Abstract Body (Do not enter title and authors here): Background:
Doxorubicin-induced cardiomyopathy is a widely used model of heart failure associated with mitochondrial dysfunction. Voltage-dependent anion channel 1 (VDAC1) oligomerization contributes to mitochondrial membrane permeabilization and cell death. Although inhibition of VDAC1 oligomerization has shown cytoprotective effects in some disease contexts, its role in doxorubicin-induced cardiac injury remains unclear, particularly in relation to mitochondrial iron homeostasis and oxidative stress.
Methods:
H9c2 cardiomyoblasts were treated with doxorubicin (DOX), the VDAC1 oligomerization inhibitor VBIT-4, or both. Mitochondrial respiration was assessed using the Seahorse XF analyzer. Cell viability was evaluated via propidium iodide (PI) and Hoechst staining. Mitochondrial iron levels and reactive oxygen species (ROS) were measured using Mito-FerroGreen and MitoSOX Red, respectively.
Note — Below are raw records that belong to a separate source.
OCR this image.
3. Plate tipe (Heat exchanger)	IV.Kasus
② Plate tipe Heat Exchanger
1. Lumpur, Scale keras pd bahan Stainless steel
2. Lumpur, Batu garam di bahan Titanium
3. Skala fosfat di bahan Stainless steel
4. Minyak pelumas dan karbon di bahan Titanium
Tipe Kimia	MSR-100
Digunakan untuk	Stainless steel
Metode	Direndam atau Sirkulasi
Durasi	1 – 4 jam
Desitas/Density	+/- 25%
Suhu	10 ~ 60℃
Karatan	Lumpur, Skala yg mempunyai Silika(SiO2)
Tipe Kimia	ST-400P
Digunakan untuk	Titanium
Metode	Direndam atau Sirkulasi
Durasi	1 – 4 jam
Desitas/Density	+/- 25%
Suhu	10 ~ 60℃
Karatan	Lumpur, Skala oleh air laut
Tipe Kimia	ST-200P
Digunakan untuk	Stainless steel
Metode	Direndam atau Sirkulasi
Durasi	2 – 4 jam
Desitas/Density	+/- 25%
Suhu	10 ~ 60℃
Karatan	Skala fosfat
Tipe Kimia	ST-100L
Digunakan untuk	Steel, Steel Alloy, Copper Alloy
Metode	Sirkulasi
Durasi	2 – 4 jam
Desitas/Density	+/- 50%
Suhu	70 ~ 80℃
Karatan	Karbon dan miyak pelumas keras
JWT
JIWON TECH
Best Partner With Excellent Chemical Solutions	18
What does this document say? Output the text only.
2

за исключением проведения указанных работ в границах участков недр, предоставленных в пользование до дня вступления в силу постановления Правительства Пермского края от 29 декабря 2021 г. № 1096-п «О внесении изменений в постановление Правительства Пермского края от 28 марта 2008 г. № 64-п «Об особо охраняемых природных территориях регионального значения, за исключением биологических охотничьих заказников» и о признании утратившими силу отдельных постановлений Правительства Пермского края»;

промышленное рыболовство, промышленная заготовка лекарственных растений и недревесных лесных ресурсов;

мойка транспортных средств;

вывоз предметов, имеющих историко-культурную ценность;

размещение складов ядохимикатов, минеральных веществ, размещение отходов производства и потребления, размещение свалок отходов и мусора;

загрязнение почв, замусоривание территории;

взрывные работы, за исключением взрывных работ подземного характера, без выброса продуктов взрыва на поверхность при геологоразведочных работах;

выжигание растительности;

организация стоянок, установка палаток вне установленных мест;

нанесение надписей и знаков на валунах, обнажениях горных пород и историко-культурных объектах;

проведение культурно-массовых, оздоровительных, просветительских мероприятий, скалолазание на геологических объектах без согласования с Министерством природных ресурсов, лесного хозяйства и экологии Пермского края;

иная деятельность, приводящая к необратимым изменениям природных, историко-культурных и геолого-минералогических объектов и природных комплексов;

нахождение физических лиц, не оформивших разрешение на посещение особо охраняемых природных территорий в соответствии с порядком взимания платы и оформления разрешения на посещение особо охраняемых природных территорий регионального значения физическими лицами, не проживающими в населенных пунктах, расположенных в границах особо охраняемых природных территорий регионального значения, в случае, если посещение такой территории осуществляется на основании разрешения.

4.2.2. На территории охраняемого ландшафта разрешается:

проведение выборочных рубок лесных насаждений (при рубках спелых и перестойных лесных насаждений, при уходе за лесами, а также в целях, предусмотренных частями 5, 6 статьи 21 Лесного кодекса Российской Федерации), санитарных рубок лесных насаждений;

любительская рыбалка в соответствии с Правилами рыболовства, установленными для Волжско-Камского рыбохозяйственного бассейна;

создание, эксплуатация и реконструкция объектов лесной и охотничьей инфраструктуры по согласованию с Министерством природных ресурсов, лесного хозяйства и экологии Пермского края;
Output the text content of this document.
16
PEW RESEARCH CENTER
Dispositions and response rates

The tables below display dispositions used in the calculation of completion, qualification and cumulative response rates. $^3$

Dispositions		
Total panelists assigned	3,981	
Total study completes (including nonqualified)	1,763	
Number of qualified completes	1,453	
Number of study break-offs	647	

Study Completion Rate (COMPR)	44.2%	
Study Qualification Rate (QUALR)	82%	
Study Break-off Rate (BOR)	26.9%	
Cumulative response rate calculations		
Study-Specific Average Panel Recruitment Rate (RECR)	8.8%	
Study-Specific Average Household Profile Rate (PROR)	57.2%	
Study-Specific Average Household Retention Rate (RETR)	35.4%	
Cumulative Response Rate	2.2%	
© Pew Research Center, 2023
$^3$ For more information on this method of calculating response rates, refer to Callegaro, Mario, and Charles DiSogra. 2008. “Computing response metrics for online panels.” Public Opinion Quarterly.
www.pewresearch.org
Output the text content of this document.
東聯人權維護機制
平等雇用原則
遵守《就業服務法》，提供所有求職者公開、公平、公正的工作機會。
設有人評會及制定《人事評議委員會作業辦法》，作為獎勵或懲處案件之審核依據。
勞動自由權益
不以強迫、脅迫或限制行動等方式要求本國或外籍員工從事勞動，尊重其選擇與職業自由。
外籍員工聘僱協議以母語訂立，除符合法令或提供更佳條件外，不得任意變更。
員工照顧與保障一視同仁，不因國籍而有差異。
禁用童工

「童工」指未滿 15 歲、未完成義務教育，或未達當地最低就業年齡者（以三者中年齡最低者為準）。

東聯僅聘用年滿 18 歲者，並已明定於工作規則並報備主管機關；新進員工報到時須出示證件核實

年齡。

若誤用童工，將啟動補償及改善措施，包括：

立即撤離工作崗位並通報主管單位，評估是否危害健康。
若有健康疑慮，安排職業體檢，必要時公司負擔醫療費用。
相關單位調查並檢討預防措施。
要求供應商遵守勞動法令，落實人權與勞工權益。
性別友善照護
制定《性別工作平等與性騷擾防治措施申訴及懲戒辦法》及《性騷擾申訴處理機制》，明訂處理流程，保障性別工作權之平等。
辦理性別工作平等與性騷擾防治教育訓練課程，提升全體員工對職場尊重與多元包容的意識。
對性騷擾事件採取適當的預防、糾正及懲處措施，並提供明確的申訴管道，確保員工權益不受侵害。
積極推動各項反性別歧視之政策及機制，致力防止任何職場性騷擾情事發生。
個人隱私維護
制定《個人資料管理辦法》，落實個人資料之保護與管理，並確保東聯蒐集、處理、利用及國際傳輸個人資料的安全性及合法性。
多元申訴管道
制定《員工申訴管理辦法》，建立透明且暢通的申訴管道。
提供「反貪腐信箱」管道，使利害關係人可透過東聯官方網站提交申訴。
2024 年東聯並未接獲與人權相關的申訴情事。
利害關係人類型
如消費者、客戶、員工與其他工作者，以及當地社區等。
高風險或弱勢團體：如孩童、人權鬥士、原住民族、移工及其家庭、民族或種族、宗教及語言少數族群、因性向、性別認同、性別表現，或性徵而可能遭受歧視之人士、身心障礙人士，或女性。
To investigate the role of VDAC1 oligomerization, H9c2 cells were engineered to overexpress either wild-type VDAC1 or an oligomerization-deficient mutant (VDAC1 K53R/K274R), in which key lysine residues required for ubiquitin-mediated oligomerization were replaced with arginine.
Results:
VBIT-4 alone did not affect mitochondrial respiration or cell viability. However, co-treatment with DOX and VBIT-4 resulted in a significantly greater reduction in oxygen consumption rate (OCR) than DOX alone (Fig. 1A, B). PI and Hoechst staining indicated increased cell death under co-treatment.Confocal microscopy revealed that co-treatment with DOX and VBIT-4 significantly increased mitochondrial iron accumulation and ROS production compared to DOX treatment alone (Fig. 2A, B), suggesting an exacerbation of iron-driven oxidative damage. Moreover, VDAC1 K53R/K274R-overexpressing cells were more susceptible to DOX-induced mitochondrial dysfunction, showing greater reductions in basal, ATP-linked, and maximal OCRs compared to wild-type VDAC1-overexpressing cells (Fig. 3A, B), along with elevated Mito-FerroGreen and MitoSOX fluorescence.
Conclusions:
Unexpectedly, the inhibition of VDAC1 oligomerization exacerbated doxorubicin-induced mitochondrial dysfunction, likely through increased mitochondrial iron accumulation and oxidative stress. These findings suggest a potentially protective, context-dependent role for VDAC1 oligomerization in cardiomyocytes and call for careful consideration when targeting VDAC1 in cardiotoxic conditions.